Almost airtight homes are becoming common. Every window and door has seals, frames are fixed with silicone sealants, heating systems have sealed boilers with balanced flues, and floors have laminate locking flooring with an underfloor membrane.

OK, that is the reason why condensation is so likely - warm moist air is trapped inside, and some areas of the house have colder surfaces for water to condense upon.

Winter 2013-2014 has been exceptionally wet, with some places with almost 2 months of daily rainfall and temperatures well above 5 deg C.

Even extractors (which have to suck air into the house from somewhere!) and ventilation through open windows would not allow significant moisture out of houses under these conditions, without near saturated air entering.

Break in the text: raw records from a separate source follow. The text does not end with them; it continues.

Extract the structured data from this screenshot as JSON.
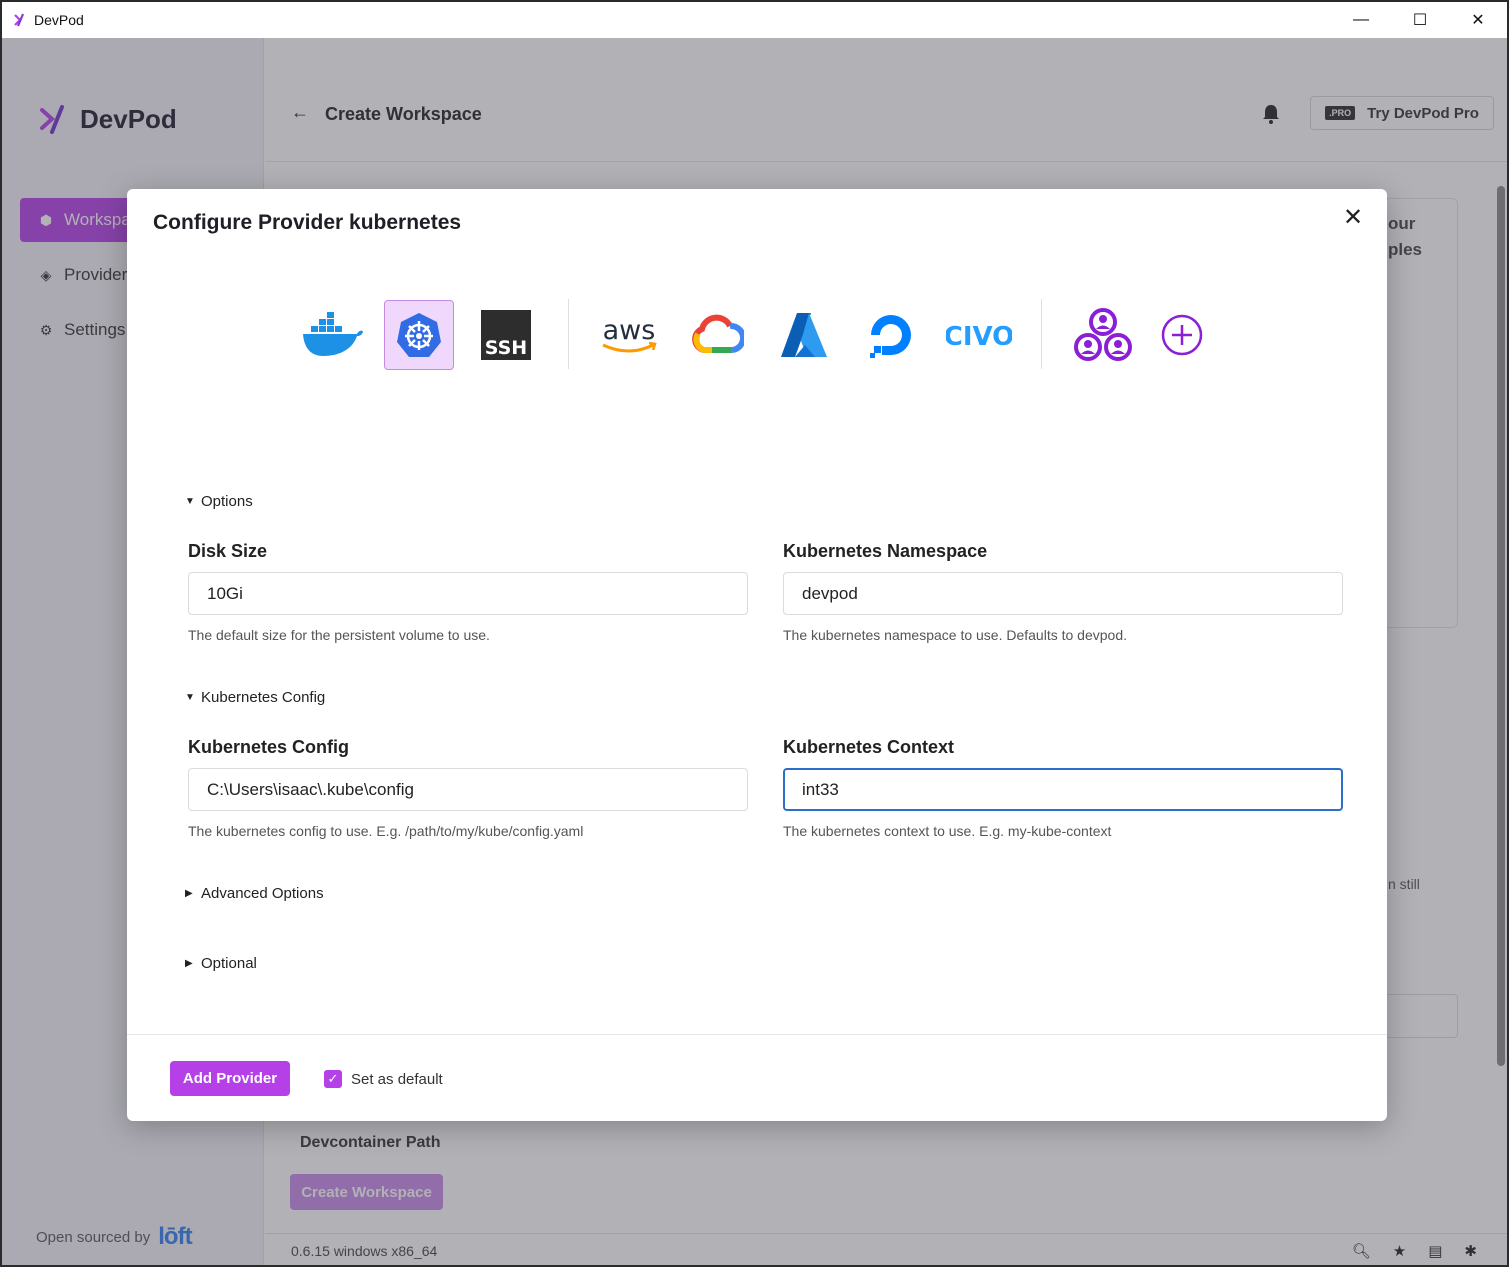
{
  "window": {
    "title": "DevPod",
    "controls": {
      "minimize": "—",
      "maximize": "☐",
      "close": "✕"
    }
  },
  "sidebar": {
    "brand": "DevPod",
    "items": [
      {
        "label": "Workspaces",
        "icon": "cube-icon",
        "active": true
      },
      {
        "label": "Providers",
        "icon": "layers-icon",
        "active": false
      },
      {
        "label": "Settings",
        "icon": "gear-icon",
        "active": false
      }
    ],
    "open_sourced_by": "Open sourced by",
    "loft": "lōft"
  },
  "header": {
    "back_icon": "←",
    "title": "Create Workspace",
    "pro_tag": ".PRO",
    "pro_label": "Try DevPod Pro"
  },
  "background": {
    "card_text_1": "our",
    "card_text_2": "ples",
    "still_text": "n still",
    "devcontainer_path": "Devcontainer Path",
    "create_workspace": "Create Workspace"
  },
  "statusbar": {
    "version": "0.6.15  windows  x86_64",
    "icons": [
      "zoom-icon",
      "star-icon",
      "document-icon",
      "bug-icon"
    ]
  },
  "modal": {
    "title": "Configure Provider kubernetes",
    "close_icon": "✕",
    "providers": [
      {
        "name": "docker",
        "selected": false
      },
      {
        "name": "kubernetes",
        "selected": true
      },
      {
        "name": "ssh",
        "label": "SSH",
        "selected": false
      },
      {
        "name": "aws",
        "label": "aws",
        "selected": false
      },
      {
        "name": "gcloud",
        "selected": false
      },
      {
        "name": "azure",
        "selected": false
      },
      {
        "name": "digitalocean",
        "selected": false
      },
      {
        "name": "civo",
        "label": "CIVO",
        "selected": false
      },
      {
        "name": "community",
        "selected": false
      },
      {
        "name": "custom",
        "selected": false
      }
    ],
    "sections": {
      "options": "Options",
      "kube_config": "Kubernetes Config",
      "advanced": "Advanced Options",
      "optional": "Optional"
    },
    "fields": {
      "disk_size": {
        "label": "Disk Size",
        "value": "10Gi",
        "help": "The default size for the persistent volume to use."
      },
      "namespace": {
        "label": "Kubernetes Namespace",
        "value": "devpod",
        "help": "The kubernetes namespace to use. Defaults to devpod."
      },
      "config": {
        "label": "Kubernetes Config",
        "value": "C:\\Users\\isaac\\.kube\\config",
        "help": "The kubernetes config to use. E.g. /path/to/my/kube/config.yaml"
      },
      "context": {
        "label": "Kubernetes Context",
        "value": "int33",
        "help": "The kubernetes context to use. E.g. my-kube-context"
      }
    },
    "footer": {
      "add_provider": "Add Provider",
      "set_default": "Set as default",
      "set_default_checked": true
    }
  },
  "colors": {
    "accent": "#b540e8",
    "focus": "#2a6fc9",
    "kubernetes": "#326ce5",
    "docker": "#1d91e6"
  }
}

Air movement is not necessarily ventilation. As well as supplying a vacuum cleaner at the onset of the tenancy, supply a couple of straightforward desk-type fans. They are not expensive unless you try to buy them during a heatwave. Advise that they may be used in summer to make rooms more comfortable, and in winter to move air around any areas that may become damp through condensation, including corners, wardrobes, behind furniture etc.

Consider electrical storage heating rather than GCH for rental properties, since this gives continuous warmth, and less chance of abuse by the tenants. It also frees the property up from an annual gas safety check and hiked up fees from Gas Safe engineers for repairs or installation. There is also less chance of explosion, and it should deter the growing of certain houseplants which do not like dry heat :) Make sure that butane/propane heaters are disallowed.

Condensation is one thing, Mould growth is another.

Mould will not grow to a problem extent on surfaces that are cleaned regularly with cleaners that are basically biocidal - we used to call them disinfectants, now they may be antibacterial surface cleaners.

Make cleaning surfaces (windows, frames, tiles and grout etc) to prevent build-up of dirt, mould a condition of the lease.

Give the tenants a handbook how to go about cleaning and make sure they know that excessive dirt is not "normal wear and tear" and will be charged for unreasonable quantities in the cleanup at the end of the tenancy, and during the term of the tenancy if an inspection shows that cleaning has not been carried out to a reasonable level. This could include carpets, upholstery and kitchen and bathroom fixtures.

Above all, make it easy for tenants to contact you or your managing agent about problems, and be available to advise and fix anything that needs doing promptly.